ARK Innovation ETF (ARKK - Free Report)

This is an actively managed fund seeking long-term capital appreciation by investing in companies that benefit from the development of new products or services, technological improvements and advancements in scientific research relating to the areas of DNA technologies (Genomic Revolution), industrial innovation in energy, automation and manufacturing (Industrial Innovation), the increased use of shared technology, infrastructure and services (Next Generation Internet), and technologies that make financial services more efficient. In total, the fund holds 39 securities in its basket with Tesla occupying the top position, accounting for 10.4% share. The product has gathered $2 billion in its asset base.

First Trust NASDAQ Global Auto ETF (CARZ - Free Report)

This fund offers a pure play global exposure to 33 auto stocks by tracking the NASDAQ OMX Global Auto Index. Tesla is the top firm accounting for 10.1% share. CARZ has a lower level of $18.3 million in AUM and charges 70 bps in fees per year. The product has a Zacks ETF Rank #3 (Hold) with High risk outlook (read: Take a Sneak Peek at Auto ETFs & Stocks for 2020).

MicroSectors FANG+ ETN (FNGS - Free Report)

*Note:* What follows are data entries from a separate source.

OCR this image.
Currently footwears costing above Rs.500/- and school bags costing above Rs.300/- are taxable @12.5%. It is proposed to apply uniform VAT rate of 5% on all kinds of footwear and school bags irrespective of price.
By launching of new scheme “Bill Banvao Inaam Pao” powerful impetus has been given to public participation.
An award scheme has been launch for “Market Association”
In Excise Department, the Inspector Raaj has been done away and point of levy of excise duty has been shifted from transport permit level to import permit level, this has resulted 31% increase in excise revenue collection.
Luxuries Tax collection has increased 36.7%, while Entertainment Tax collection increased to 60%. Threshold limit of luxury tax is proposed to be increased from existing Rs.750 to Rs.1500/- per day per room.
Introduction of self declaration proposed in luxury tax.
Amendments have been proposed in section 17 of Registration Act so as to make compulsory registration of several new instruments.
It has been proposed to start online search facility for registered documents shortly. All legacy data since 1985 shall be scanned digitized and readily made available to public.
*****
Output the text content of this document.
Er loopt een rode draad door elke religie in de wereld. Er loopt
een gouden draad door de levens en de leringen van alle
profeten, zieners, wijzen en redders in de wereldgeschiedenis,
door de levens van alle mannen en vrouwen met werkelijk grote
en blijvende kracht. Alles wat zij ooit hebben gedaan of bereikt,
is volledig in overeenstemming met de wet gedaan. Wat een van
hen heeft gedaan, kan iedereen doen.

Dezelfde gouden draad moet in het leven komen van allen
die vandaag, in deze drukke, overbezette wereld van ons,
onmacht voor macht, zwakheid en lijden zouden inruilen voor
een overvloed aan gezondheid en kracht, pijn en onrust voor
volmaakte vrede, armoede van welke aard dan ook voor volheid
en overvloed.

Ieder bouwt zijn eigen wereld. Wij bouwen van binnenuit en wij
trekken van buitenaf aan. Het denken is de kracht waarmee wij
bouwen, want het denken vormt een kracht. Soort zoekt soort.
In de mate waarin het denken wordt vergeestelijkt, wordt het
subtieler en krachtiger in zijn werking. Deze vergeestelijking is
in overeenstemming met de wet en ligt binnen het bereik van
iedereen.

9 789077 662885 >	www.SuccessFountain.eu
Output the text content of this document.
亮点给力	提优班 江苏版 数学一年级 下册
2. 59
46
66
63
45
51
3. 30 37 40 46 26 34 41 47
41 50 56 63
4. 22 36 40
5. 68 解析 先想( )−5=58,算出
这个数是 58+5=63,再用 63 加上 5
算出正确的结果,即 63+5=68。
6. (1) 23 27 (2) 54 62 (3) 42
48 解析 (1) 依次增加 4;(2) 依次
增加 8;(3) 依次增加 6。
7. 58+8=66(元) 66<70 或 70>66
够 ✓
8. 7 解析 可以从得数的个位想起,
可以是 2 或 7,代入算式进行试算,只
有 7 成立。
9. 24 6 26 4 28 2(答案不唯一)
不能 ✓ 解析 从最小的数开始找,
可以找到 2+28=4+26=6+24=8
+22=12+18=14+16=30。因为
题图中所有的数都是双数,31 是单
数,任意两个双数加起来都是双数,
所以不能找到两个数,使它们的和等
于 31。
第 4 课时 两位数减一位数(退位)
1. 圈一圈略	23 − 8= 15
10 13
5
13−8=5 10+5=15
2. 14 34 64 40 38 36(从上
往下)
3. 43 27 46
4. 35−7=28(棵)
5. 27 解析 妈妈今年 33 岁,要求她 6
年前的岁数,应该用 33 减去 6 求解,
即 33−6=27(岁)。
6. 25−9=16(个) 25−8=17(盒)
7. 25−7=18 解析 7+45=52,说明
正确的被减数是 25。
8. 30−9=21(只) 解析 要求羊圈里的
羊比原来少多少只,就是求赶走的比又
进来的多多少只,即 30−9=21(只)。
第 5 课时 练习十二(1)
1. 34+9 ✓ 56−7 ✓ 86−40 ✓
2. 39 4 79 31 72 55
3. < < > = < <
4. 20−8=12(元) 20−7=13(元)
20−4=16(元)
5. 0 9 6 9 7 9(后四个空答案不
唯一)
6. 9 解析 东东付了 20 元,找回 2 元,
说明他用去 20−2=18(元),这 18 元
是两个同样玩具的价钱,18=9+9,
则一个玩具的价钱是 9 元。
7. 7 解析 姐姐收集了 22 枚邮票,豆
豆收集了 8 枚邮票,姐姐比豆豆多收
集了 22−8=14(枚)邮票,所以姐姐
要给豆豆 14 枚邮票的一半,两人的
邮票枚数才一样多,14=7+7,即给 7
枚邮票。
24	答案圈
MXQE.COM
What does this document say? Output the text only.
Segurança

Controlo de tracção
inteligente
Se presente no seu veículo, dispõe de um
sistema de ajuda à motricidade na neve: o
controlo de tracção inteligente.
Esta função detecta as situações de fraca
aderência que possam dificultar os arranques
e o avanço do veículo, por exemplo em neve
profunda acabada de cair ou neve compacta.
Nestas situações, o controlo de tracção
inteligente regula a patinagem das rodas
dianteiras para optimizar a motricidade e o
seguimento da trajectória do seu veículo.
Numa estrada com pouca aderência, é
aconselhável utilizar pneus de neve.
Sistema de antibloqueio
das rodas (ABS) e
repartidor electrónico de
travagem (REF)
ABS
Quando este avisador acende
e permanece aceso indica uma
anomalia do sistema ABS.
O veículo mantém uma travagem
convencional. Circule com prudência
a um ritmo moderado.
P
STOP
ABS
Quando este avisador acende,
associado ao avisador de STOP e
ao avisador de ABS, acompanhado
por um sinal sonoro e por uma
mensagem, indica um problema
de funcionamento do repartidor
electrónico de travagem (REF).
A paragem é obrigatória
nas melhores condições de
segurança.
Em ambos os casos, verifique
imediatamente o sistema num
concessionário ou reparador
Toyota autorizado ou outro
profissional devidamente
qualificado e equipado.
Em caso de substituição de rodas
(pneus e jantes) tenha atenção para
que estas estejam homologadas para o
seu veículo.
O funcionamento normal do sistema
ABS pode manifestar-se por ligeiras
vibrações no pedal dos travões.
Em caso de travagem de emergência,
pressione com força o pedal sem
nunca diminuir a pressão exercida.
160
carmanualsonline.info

This ETN is linked to the performance of the NYSE FANG+ Index, which is an equal-dollar weighted index, designed to provide exposure to a group of highly-traded growth stocks of next-generation technology and tech-enabled companies. It holds 10 stocks in its basket with Tesla occupying the ninth position with 10% share. The product has accumulated $35.4 million in its asset base within three months of debut and charges 58 bps in annual fees (read: Ride on Tesla's Hottest Run With These ETFs).

VanEck Vectors Low Carbon Energy ETF (SMOG - Free Report)

This ETF tracks the Ardour Global Index Extra Liquid, which focuses on the performance of low carbon energy companies primarily engaged in alternative energy. It holds about 30 stocks in its basket with AUM of $108.6 million while charging 63 bps in fees per year. Tesla occupies the top position in the basket with 9.5% allocation. In terms of country exposure, the fund is skewed toward the United States with 71% share while Denmark and China round off the next two spots.